The audit checks for: sandbox disabled with exec tool allowed (critical), skills from the ClawHavoc known-malicious list (critical), open DM policies (medium), missing fallback models (medium), skills from non-ClawHub sources (low), and more. Each issue includes a severity rating and recommended fix.
Is it safe to paste my openclaw.json for a security audit?
Yes. The entire audit runs in your browser. Your config is never transmitted to any server. The known-vulnerable skills list is pre-cached at build time as a static file.

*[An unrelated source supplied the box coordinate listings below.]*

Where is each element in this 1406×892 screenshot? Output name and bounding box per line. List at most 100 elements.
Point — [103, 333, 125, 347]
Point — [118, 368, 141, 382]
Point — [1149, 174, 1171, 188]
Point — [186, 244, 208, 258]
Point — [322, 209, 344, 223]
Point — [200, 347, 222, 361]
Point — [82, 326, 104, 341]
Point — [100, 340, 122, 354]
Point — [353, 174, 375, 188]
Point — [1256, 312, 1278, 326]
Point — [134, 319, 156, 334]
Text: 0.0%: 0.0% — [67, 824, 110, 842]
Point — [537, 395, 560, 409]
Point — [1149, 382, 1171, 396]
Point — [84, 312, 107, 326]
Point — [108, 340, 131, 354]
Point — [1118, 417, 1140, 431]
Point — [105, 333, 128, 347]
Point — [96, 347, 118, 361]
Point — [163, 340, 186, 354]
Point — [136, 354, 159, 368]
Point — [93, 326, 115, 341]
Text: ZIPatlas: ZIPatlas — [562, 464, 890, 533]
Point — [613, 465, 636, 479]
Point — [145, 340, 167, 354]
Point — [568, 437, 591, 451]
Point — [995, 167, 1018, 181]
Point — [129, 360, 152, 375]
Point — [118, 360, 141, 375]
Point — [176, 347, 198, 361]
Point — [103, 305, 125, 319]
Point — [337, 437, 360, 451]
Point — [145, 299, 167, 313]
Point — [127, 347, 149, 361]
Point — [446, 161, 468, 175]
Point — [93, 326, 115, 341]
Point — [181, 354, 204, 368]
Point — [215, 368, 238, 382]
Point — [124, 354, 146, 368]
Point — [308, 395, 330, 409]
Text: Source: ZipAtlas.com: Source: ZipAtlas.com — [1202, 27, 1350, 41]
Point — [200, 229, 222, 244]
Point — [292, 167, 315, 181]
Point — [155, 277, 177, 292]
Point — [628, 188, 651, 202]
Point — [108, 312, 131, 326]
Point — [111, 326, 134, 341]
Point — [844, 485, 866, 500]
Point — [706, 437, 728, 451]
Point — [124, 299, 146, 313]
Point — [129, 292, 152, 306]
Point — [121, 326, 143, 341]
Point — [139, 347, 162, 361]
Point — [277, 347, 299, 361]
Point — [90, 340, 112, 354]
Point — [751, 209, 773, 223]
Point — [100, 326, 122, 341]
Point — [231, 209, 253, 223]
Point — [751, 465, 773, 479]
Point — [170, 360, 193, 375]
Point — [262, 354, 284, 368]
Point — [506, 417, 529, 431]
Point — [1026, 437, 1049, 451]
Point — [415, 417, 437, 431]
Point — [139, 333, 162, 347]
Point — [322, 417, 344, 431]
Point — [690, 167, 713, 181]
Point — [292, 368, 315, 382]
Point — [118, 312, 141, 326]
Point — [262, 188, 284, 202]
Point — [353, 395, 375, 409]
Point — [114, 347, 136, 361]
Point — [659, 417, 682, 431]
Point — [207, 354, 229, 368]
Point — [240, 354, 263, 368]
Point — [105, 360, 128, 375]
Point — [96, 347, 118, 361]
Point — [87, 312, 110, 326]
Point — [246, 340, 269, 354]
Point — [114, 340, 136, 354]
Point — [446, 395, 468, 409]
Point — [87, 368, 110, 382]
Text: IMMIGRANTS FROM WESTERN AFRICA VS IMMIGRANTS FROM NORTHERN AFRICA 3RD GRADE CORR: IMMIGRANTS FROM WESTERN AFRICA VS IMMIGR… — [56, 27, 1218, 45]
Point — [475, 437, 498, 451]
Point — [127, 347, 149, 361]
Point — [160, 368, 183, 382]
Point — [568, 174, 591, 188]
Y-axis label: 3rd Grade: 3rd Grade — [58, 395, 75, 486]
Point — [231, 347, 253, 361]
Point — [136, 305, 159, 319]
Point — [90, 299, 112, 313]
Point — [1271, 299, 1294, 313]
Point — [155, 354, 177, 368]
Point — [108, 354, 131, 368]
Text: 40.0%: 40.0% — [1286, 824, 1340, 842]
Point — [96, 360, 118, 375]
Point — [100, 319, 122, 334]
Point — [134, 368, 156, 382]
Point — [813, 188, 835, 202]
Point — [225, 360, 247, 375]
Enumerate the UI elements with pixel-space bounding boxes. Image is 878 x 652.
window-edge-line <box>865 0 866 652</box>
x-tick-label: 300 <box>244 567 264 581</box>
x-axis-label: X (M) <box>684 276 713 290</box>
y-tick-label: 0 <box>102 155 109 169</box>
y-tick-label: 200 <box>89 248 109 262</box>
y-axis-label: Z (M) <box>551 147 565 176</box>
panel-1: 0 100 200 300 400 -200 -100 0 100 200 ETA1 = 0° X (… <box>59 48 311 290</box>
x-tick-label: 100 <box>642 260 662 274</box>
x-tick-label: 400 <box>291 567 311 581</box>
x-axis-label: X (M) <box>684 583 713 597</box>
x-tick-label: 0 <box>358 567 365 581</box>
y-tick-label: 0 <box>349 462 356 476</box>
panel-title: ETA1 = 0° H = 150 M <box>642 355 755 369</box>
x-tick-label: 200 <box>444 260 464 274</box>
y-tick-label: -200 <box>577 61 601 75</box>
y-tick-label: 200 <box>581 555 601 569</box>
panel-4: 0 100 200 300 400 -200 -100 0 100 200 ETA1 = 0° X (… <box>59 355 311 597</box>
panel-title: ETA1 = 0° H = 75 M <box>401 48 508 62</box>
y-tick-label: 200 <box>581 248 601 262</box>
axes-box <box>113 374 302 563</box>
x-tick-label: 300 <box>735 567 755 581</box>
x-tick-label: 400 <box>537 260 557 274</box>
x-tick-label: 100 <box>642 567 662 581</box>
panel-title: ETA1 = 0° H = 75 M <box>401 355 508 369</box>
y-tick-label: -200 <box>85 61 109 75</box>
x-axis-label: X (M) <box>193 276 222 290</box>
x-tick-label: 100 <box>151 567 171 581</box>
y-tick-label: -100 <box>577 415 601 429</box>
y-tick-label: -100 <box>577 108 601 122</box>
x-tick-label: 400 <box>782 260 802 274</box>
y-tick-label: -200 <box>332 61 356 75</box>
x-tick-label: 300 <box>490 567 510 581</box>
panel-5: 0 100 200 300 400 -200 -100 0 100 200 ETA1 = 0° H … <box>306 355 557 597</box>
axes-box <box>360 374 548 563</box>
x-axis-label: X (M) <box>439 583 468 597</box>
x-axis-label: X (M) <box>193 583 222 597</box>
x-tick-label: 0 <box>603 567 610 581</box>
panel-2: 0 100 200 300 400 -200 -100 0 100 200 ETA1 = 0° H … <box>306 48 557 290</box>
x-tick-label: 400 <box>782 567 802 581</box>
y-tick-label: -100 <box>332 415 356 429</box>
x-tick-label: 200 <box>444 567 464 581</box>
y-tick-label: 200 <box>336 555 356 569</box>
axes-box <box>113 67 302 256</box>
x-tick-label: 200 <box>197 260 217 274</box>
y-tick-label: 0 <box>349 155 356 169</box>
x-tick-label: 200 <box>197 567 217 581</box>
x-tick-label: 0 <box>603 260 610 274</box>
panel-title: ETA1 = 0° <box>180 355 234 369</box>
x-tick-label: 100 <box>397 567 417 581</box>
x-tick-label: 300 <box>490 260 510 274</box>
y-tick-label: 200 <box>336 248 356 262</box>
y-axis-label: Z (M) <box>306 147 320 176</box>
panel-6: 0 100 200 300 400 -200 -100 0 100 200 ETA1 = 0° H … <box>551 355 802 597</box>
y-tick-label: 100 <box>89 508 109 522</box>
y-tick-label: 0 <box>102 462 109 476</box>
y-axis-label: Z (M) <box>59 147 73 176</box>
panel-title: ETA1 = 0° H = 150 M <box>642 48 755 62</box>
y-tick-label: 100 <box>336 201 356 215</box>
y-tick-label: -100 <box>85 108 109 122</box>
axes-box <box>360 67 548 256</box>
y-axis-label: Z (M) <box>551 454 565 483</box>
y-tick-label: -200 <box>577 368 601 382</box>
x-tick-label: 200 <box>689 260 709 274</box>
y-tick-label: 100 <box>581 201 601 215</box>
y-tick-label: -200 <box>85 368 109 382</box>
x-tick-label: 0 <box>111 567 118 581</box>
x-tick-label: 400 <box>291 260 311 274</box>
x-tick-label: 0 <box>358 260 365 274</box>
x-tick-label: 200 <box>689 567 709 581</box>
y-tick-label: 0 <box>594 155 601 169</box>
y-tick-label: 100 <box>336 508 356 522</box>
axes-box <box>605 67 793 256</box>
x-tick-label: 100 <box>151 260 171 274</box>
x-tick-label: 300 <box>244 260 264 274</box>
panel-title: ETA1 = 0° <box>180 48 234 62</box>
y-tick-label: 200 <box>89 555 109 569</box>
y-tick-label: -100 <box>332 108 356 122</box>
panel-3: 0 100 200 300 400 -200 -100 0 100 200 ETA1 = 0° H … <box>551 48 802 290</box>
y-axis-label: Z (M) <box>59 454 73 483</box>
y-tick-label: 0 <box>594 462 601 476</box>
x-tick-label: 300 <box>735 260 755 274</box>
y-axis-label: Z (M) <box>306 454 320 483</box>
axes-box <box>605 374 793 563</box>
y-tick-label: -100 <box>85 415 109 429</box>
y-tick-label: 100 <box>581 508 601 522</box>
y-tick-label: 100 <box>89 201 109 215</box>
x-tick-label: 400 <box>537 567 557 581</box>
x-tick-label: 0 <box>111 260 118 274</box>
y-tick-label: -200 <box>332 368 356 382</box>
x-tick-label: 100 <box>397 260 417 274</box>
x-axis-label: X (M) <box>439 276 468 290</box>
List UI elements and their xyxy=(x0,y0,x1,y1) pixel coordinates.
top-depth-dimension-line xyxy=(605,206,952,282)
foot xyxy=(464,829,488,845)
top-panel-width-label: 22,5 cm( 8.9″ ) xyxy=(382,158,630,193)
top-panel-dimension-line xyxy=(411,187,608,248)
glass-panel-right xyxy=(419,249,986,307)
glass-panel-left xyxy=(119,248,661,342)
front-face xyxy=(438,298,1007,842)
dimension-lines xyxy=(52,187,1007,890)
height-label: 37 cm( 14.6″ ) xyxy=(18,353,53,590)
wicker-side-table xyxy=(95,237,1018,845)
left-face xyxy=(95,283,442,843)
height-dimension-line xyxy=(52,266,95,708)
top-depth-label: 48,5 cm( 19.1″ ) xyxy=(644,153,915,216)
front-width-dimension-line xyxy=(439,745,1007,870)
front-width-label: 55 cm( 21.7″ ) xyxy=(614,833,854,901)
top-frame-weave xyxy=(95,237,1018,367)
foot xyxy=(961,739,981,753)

What is the ClawHavoc vulnerability list?
ClawHavoc refers to 341 malicious OpenClaw skills identified by security researchers. Snyk research also found that 7.1% of skills contain credential leaks. ClawChart cross-references your installed skills against this list and flags matches as critical.
How is the security score calculated?
Start at 100 points. Deduct: 25 per critical issue, 15 per high, 8 per medium, 3 per low. Final score maps to: A (90–100), B (75–89), C (60–74), D (40–59), F (0–39).
Skills Directory
What is the OpenClaw skills directory?
ClawChart's skills directory lists 5,700+ OpenClaw skills from ClawHub with security grades, install counts, required environment variables, permissions, and similar skill recommendations. Skills data is fetched nightly and cached as a static file.
How do I install an OpenClaw skill?
Run 'clawhub install <skill-name>' in your terminal. For a specific agent workspace, use 'clawhub install <skill-name> --workdir ~/.openclaw/workspace-<agent>'. ClawChart generates the exact install command for you.
What do the security grades (A–F) on skills mean?
Security grades reflect the skill's permission scope, credential handling patterns, and whether it appears on the known-vulnerable list. Grade A = minimal permissions, safe credential handling. Grade F = known vulnerability or dangerous permission scope.
How are skill recommendations generated?
ClawChart uses a static rules engine that cross-references your installed skills and channels. For example: if you have gmail installed, it recommends google-drive and google-calendar. If your sandbox is OFF, it recommends agentguard.
Privacy & Data
Does ClawChart store my openclaw.json?
No. Your config is processed entirely in your browser and never transmitted to any server. Shareable links use URL hash fragments, which browsers never send to servers.
Does ClawChart use cookies or tracking?
ClawChart uses browser localStorage to persist UI preferences. We use privacy-respecting analytics (no Google Analytics, no personal data sold). We do not use tracking cookies.
What data does ClawChart collect?
We collect anonymized aggregate analytics (page views, referrers, device types) and standard server logs via Vercel. For paid JSON downloads, Stripe handles payment data — we never see your card number.